In case of petitioner Shrinivasan, the appellant is denied admission not just on the basis of caste but on various ground consisting I) his caste ii) his caste was allotted only 2 seats out of 14 and iii) those 3 seats are filled by more meritorious students of his caste. Evaluating this scenario the court stated that the above grounds of denial applies to those 2 seats only. But in respect of seats reserved for other communities the petitioner is denied admission only on the basis of his caste.

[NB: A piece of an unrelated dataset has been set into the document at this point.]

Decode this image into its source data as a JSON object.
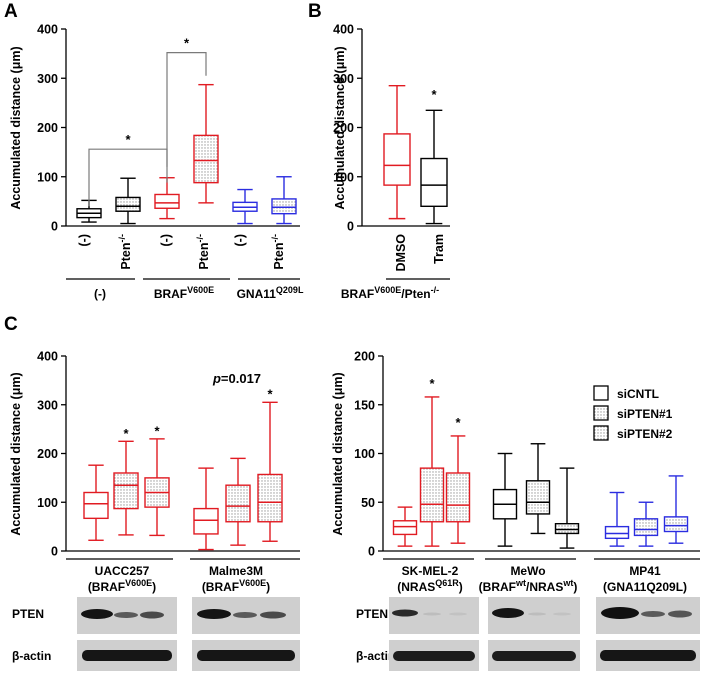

Thus the court concluded that classification in Communal G.O. is based on caste, race, religion. Therefore it is opposed to Constitution and violates rights of individuals in Article 29(2).

Orbiter Dictum

The provisions of Chapter 4 of Directive Principles of State Policy are enforceable so long as there is no infringement of fundamental rights.

Judgement

The court opined that the Communal G.O. is inconsistent with Article 29(2) of the Constitution of India and that it is void under Article 13. The court dismissed the appeal of appellant

Conclusion

The present case has discussed the extent of enforceability of Directive Principles of State Policy. It also discussed the constitutionality of Communal G.O. which proportioned each 14 seats of Medical and Engineering Colleges on the basis of Caste.